Good to read. A friend and I started this a month ago and have remained at 5 and 6 pounds for over two weeks no matter what we have done. We are discouraged. We found the cheat day, although fun, came with a penalty of an upset stomach and feeling bloated and heavy. We did not over do; for instance I had two small tacos that were off the plan for lunch and a steak for dinner with some bread and two chocolate kisses. I eat a lot of cottage cheese on this plan. At times throughout the day I will grab several tablespoons. And I always have a container of black beans or pintos open in the refridge. We will stay on it, but I donn’t see us getting to our goal weight any time soon. And the book is vague.

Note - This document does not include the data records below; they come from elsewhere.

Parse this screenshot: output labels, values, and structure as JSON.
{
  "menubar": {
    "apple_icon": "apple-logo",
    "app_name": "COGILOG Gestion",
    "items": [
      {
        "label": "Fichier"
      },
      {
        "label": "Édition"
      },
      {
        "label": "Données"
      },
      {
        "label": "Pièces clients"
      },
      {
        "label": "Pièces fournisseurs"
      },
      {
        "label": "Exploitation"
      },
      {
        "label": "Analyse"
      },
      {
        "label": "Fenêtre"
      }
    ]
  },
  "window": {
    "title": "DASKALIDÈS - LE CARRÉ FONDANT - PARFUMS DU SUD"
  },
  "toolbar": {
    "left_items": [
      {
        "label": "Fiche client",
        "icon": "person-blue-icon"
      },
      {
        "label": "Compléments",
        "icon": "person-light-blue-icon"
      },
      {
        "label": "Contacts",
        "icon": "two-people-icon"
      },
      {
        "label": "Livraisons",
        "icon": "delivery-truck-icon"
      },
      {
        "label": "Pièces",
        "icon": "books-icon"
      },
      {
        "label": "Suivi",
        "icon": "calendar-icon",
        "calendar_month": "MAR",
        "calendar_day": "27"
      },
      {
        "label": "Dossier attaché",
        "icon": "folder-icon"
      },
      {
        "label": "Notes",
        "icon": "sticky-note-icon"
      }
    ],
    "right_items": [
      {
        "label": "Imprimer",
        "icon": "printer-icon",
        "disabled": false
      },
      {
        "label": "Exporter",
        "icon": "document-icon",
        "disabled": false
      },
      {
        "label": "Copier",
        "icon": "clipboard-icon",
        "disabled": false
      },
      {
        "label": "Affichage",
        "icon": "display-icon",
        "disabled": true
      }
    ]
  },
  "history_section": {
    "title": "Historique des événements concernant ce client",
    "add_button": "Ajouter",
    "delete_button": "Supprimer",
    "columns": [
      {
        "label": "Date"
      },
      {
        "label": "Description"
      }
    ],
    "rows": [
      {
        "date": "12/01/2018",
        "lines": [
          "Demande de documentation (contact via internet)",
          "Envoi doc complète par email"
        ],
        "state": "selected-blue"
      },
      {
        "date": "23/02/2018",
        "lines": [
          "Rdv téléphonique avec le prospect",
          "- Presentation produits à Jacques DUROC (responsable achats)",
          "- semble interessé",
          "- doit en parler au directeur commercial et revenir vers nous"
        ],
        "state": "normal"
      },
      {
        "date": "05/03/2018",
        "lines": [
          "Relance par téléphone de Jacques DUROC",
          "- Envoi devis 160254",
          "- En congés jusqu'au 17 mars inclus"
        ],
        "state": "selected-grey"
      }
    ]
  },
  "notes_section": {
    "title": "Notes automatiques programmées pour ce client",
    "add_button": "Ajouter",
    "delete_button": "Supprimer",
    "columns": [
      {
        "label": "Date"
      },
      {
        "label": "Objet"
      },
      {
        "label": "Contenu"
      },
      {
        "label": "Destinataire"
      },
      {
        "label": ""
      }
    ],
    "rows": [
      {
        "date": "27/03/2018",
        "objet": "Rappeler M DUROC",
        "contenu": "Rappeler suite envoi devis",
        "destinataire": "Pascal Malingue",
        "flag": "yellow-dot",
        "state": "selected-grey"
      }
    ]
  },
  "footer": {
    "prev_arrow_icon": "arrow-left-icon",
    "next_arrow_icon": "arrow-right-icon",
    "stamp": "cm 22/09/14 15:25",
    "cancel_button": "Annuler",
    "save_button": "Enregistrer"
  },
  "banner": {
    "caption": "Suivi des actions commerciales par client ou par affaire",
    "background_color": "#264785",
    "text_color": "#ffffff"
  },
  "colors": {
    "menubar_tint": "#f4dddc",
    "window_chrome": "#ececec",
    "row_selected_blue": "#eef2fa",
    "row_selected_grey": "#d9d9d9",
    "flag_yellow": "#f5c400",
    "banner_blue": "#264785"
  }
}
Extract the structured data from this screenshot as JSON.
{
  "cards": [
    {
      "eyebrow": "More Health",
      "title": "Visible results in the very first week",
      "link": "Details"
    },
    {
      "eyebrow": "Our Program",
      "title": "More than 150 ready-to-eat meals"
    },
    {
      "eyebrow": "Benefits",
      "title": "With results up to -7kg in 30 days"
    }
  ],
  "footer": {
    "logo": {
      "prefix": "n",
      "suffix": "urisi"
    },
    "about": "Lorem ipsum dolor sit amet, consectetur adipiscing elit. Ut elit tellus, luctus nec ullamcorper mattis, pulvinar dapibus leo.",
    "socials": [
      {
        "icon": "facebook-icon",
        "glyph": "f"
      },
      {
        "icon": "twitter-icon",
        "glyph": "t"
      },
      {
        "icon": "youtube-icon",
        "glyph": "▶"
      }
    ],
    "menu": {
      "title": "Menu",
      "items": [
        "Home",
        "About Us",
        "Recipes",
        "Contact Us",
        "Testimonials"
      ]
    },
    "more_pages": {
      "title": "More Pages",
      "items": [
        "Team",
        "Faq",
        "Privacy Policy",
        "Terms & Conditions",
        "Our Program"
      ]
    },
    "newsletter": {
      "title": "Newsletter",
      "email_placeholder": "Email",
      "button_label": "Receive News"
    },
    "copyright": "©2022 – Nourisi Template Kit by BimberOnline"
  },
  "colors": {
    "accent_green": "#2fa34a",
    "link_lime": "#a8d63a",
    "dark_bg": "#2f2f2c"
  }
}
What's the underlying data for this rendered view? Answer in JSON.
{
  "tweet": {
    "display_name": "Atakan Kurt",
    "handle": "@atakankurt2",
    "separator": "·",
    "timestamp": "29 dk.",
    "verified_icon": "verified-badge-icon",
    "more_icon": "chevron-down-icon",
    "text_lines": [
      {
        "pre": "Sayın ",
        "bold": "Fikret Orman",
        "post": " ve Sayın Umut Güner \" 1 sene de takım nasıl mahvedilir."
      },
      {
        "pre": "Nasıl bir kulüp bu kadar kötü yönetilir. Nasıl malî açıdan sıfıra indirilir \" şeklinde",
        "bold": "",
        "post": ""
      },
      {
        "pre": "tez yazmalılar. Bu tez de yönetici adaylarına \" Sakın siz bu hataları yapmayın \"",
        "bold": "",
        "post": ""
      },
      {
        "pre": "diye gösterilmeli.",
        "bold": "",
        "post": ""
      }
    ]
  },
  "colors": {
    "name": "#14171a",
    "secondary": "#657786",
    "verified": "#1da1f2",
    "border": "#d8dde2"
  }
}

Pingback: The 7 eating habits that have helped me lose weight | Chad Chandler
Did you use the PAGG pills that Tim talks about or just the food?
I tried it for a little while but quit. It seem like an ineffective, unnecessary expense.
Hi Chad, thanks for bringing some reality to this diet. I was on it for 3 months, and I went from 92 kilos to 82, pretty happy but I just found it unsustainable from a taste/enjoyment point of view. I also did 40 squats every morning and 20kg two-handed kettle bell swings 3 times a week, that may have helped. Like yourself, I’m going to adopt a more realistic version of the diet and just up the exercise. It’s never fun, but it does make you feel good after and certainly helps with sleep, confidence, sex etc! Thanks again.
I lost 25 pounds with exercise, (Cardio and Weight Lifting and tracking my calories) with an app on my phone. I eat fairly healthy and had a fair amount of take out foods but just tracked my intake and the weight came off. I am now reading the book 4 hour body and will try to follow. I went from 175 to 150 and gained muscle. the last time I really worked out. I up to 163 now but just walking the dog.
Any suggestions for Legumes never been a fan of any type of beans especially by itself, I want to try this diet but nervous about all the beans lol
Useful information! Thanks for your post
From reading this, I gathered “it sounded dumb so i half assed it, and it didn’t work, so i was right all along”. Those who twist facts for results always seem to be right. I look forward to voting for you in an upcoming election.